11 August 2011 by admin

British beach volleyball stars rent out their rears in unique advertising campaignOnline sportsbook Betfair has a new advertising campaign that is sure to get people’s attention. The company recently announced a sponsorship deal with the British Olympic female beach volleyball team. As part of the sponsorship, the sportsbook will roll out a new unique advertising campaign that will please some while offending others.

This week in London the volleyball team will take part in trial events for the Olympics. During the trial event, Betfair will be sponsoring Zara Damphney and Shauna Mullin, who will wear a special uniform that displays a quick response code. According to Betfair, this will be “the first time QR codes have been used in in-play sports advertising.”

For those unfamiliar with quick response code, it is a matrix barcode that, when scanned by a QR reader, displays hidden text, a URL or other data. In this case, during the live beach volleyball game, betters will be able to take pictures of the QR code on the players’ uniform. On their smartphone they can then use Betfair’s online gambling website to unlock the hidden page of the website that will offer a free wager on the game.

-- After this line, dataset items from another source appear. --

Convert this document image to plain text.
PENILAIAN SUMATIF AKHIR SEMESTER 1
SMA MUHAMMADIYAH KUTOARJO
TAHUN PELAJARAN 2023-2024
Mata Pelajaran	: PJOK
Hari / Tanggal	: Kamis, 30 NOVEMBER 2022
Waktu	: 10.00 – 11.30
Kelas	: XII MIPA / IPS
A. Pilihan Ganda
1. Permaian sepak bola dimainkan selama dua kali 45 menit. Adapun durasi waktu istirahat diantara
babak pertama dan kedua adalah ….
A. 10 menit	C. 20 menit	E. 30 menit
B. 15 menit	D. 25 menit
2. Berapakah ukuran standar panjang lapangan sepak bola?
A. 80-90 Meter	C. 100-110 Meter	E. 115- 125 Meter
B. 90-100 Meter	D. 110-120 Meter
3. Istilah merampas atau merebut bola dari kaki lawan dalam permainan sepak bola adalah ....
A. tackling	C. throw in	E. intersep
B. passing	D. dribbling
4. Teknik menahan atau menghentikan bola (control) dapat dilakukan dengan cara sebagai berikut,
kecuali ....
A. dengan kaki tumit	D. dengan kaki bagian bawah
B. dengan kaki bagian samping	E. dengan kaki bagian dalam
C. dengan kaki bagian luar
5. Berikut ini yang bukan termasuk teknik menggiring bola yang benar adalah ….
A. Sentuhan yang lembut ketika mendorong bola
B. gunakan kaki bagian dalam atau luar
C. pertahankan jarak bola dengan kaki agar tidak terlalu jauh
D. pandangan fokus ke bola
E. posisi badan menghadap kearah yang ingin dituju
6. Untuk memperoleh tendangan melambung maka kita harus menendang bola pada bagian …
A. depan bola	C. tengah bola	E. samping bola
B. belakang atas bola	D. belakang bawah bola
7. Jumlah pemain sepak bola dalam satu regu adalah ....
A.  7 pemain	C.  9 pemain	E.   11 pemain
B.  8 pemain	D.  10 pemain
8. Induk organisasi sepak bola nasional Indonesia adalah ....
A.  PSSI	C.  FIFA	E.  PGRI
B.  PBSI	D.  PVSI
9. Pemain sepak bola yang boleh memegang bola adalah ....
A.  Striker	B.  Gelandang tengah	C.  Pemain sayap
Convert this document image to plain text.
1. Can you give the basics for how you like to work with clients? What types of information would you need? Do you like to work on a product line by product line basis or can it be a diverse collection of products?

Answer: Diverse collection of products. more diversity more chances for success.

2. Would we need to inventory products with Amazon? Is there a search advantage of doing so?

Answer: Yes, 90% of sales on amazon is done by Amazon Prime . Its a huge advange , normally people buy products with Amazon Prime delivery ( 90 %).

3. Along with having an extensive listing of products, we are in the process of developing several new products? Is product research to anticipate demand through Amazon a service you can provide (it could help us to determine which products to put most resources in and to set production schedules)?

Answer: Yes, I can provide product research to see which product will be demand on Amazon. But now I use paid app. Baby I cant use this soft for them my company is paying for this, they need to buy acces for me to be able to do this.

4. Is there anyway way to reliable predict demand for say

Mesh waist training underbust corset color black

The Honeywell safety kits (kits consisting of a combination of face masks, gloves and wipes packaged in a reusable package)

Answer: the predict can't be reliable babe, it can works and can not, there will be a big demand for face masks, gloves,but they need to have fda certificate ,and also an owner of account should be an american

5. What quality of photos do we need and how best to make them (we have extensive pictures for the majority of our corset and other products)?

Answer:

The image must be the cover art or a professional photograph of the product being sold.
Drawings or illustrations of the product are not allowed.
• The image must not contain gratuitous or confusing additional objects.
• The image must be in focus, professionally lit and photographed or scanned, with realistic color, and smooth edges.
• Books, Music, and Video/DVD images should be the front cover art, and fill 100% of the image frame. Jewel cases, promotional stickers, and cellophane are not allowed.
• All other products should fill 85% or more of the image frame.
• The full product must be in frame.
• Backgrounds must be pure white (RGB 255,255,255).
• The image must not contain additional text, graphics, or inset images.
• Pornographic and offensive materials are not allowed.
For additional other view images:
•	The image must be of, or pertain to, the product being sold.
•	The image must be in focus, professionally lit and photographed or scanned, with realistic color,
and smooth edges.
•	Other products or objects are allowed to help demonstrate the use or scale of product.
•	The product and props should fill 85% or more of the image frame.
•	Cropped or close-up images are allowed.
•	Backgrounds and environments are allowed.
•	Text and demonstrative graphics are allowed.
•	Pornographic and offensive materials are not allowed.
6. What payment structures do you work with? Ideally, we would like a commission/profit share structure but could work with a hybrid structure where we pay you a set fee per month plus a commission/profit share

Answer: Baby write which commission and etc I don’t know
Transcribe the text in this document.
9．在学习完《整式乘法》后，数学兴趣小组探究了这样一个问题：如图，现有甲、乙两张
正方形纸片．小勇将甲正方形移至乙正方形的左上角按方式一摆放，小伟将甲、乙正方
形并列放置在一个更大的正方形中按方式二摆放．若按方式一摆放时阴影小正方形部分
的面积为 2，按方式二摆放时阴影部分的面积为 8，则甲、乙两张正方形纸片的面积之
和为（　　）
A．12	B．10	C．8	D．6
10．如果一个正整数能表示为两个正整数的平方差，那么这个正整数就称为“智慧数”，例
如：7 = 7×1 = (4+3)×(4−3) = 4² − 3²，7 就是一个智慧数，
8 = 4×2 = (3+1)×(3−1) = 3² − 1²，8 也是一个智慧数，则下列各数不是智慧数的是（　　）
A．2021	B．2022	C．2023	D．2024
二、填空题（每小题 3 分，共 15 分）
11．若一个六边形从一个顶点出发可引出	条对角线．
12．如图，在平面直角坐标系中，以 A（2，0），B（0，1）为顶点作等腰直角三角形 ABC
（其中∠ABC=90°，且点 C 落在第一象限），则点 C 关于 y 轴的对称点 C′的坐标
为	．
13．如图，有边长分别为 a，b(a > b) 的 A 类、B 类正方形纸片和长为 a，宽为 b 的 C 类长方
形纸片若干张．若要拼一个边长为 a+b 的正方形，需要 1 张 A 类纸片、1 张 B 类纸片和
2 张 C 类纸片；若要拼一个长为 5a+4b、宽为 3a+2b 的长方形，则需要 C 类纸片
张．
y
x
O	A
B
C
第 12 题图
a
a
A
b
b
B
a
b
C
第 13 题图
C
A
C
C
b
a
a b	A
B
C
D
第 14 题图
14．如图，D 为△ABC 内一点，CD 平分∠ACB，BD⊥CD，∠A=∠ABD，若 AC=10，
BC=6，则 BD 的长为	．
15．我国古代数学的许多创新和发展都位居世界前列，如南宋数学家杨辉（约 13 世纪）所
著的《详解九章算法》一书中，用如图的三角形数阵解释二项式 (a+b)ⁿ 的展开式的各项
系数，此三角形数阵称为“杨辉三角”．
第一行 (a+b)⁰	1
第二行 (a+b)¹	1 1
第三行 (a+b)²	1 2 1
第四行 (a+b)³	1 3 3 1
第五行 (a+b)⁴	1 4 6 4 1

All of that sounds fun and harmless, but here’s where it gets controversial. The female beach volleyball players will be wearing the standard skimpy bikini bottoms. That QR code will be blazoned on the backside of those bikini bottoms. So that means Betfair is encouraging people at the beach volleyball games to take photos of the players’ derrieres in order to win a free wager on the game. As Betfair spokesman Andy Lulham said, what better way to test the effectiveness of a live QR code campaign than “by putting them on one of the places that is likely to get photographed the most.”

Yes, that's the QR code

Yes, that's the QR code

Women’s beach volleyball is already a controversial sport due to the sexualized nature of the game and its uniforms. Those who object to perceived objectification of women will surely cringe at this advertising campaign. On the other hand, that kind of controversy, along with the excited participation of many men, is sure to help Betfair.